Londres – A lista de ameaças a jornalistas ganhou um ingrediente inusitado: o renomado crítico gastronômico Pete Wells, do New York Times, anunciou que está deixando o cobiçado posto de experimentar pratos em alguns dos melhores restaurantes do mundo e ainda ser pago por isso após um check-up que trouxe más notícias sobre a sua saúde.
Em um texto assinado no jornal, ele disse que os exames feitos no início deste ano mostrando que que tudo estava ruim – colesterol, pressão, peso – fizeram soar o alarme de que era hora de parar depois de 12 anos: “decidi me aposentar tão graciosamente quanto meu estado de obesidade técnica permitir”.
Wells, que chefia a crítica gastronômica do jornal, relatou que no momento da consulta com o médico já havia visitado cerca de 140 restaurantes este ano como parte da pesquisa para a edição dos 100 melhores restaurantes da cidade de Nova York.
“Mas uma coisa engraçada aconteceu quando cheguei ao fim de toda aquela comida: percebi que não estava com fome”, escreveu Wells em sua despedida. “E ainda não estou, pelo menos não do jeito que costumava estar.
Pete Wells, chefe de crítica gastronômica do NYT
A carreira de Pete Wells como jornalista de gastronomia é longa.
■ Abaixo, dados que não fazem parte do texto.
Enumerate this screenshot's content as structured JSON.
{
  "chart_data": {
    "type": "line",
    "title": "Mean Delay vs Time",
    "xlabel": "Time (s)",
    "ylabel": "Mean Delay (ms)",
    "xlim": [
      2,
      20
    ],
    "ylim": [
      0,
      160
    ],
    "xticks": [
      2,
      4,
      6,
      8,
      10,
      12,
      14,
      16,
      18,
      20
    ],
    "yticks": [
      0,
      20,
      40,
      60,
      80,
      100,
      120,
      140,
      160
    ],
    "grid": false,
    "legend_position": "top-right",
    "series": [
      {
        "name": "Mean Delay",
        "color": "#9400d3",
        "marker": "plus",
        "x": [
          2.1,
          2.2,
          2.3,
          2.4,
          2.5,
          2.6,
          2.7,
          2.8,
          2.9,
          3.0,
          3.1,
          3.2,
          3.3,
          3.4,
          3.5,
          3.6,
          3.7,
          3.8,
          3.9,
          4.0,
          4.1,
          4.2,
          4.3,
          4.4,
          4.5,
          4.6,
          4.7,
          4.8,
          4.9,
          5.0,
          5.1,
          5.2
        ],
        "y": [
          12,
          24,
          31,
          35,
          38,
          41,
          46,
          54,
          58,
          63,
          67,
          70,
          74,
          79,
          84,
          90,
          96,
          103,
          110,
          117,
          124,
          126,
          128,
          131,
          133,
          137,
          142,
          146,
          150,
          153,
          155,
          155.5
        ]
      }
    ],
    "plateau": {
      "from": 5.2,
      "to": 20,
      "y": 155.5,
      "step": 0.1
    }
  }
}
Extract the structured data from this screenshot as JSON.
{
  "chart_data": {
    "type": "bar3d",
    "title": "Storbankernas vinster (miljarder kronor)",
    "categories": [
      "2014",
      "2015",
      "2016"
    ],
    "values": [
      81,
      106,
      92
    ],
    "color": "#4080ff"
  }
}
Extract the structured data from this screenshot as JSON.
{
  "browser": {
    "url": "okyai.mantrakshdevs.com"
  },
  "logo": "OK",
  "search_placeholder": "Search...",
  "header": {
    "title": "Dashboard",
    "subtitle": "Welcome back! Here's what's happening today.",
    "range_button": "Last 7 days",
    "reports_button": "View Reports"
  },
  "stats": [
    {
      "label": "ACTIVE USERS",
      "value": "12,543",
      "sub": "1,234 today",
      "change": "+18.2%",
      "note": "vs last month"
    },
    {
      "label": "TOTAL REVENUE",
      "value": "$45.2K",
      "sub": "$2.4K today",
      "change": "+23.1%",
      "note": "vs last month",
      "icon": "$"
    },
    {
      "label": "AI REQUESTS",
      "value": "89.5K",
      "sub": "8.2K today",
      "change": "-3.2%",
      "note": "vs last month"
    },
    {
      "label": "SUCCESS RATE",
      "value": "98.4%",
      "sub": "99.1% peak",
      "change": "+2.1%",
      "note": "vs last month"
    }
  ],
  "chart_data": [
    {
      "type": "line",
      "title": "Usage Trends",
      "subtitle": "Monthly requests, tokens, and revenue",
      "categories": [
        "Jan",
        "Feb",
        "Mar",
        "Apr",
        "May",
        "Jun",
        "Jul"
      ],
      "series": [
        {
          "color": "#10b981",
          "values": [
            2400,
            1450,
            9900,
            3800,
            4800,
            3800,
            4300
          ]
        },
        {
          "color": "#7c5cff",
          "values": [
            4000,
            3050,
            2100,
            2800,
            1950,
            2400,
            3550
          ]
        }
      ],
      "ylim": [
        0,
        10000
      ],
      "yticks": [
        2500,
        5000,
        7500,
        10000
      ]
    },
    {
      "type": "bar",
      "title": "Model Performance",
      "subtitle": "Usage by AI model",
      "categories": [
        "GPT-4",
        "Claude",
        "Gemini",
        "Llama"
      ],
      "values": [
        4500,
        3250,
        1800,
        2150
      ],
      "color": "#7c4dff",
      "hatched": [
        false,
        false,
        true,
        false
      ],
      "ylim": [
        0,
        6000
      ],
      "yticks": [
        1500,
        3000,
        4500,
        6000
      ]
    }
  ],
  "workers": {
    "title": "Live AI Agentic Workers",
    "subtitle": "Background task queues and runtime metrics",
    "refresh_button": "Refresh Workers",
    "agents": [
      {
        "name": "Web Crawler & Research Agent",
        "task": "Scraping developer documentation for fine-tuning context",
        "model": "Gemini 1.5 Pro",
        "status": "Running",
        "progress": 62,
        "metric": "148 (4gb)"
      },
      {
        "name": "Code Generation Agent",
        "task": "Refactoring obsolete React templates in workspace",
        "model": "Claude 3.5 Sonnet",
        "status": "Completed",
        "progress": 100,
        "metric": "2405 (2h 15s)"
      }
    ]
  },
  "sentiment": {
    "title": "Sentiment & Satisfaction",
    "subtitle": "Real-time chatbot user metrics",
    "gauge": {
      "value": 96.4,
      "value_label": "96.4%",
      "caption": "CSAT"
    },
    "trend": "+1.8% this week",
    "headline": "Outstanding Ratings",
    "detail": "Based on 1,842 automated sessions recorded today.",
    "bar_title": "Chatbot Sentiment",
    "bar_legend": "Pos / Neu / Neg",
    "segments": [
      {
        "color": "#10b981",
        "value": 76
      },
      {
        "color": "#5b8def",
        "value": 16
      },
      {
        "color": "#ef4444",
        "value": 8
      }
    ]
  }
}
Ele começou no jornal escrevendo sobre restaurantes até se tornar chefe da equipe que avalia restaurantes.
Wells é reconhecido pela sua versatilidade. Ele passou todo esse tempo provando de tudo – desde menus degustação dos restaurantes mais estrelados de Nova York a cardápios de locais simples e pouco conhecidos.
Em uma entrevista ao NYT sobre sua saída, contou que chegava a experimentar 36 pratos em uma só visita.
Em seu perfil nas redes sociais e nas colunas que assina o jornalista não utiliza sua própria foto como forma de disfarçar sua identidade e fazer visitas incógnito, uma prática comum na crítica gastronômica.
Mas não adiantou. Wells é um dos críticos cuja foto está em cartazes dentro das cozinhas para alertar a equipe sobre sua presença, que pode significar um impulso para o sucesso ou para o fracasso.
E foi esta a foto que o New York Times usou para ilustrar o artigo em que ele anuncia a decisão de “deixar a mesa”. No subtítulo, uma pequena ironia:
“Muito reconhecimento e talvez muitos pratos”.
‘Praticamente todas as minhas cerca de 500 avaliações foram o resultado de fazer três refeições no lugar sobre o qual eu estava escrevendo.
Normalmente, eu convidava três pessoas e cada uma delas pedia entrada, prato principal e sobremesa. São 36 pratos que eu experimentava antes de escrever a primeira palavra.”
Crítico gastronômico com medo de pão
Ele disse que com o passar do tempo, a prática cobra seu preço. E que não poderia continuar fazendo o mesmo trabalho sem se entregar plenamente aos prazeres da refeição ou sentir culpa pelo que comeu ainda que por razões profissionais.
É difícil fazer isso se você está com medo de pão.”
Na coluna de despedida, Wells observou que este é um problema no setor, e que poucos jornalistas que trabalham como críticos de gastronomia ousam tocar no assunto quando conversam entre si.
“Em parte, fazemos isso por educação. No entanto, todos nós sabemos que estamos de pé na borda de um buraco infinitamente profundo, e que se olharmos para baixo podemos cair.”
Embora Wells não vá escrever mais resenhas, ele ainda planeja continuar trabalhando de alguma forma no Times. E embora vá comer muito mais em casa, ele diz que não vai desistir de restaurantes, só que sem o mesmo compromisso de antes.
O fim da carreira de Pete Wells como crítico gastronômico do New York Times não vai deixar saudades para alguns desafetos que colecionou ao longo de sua carreira como jornalista gastronômico.
Ele é famoso por uma devastadora crítica escrita em 2012 sobre o American Kitchen and Bar, do baladado chef-celebridade Guy Fieri, que se tornou a quinta matéria mais lida do New York Times naquele ano.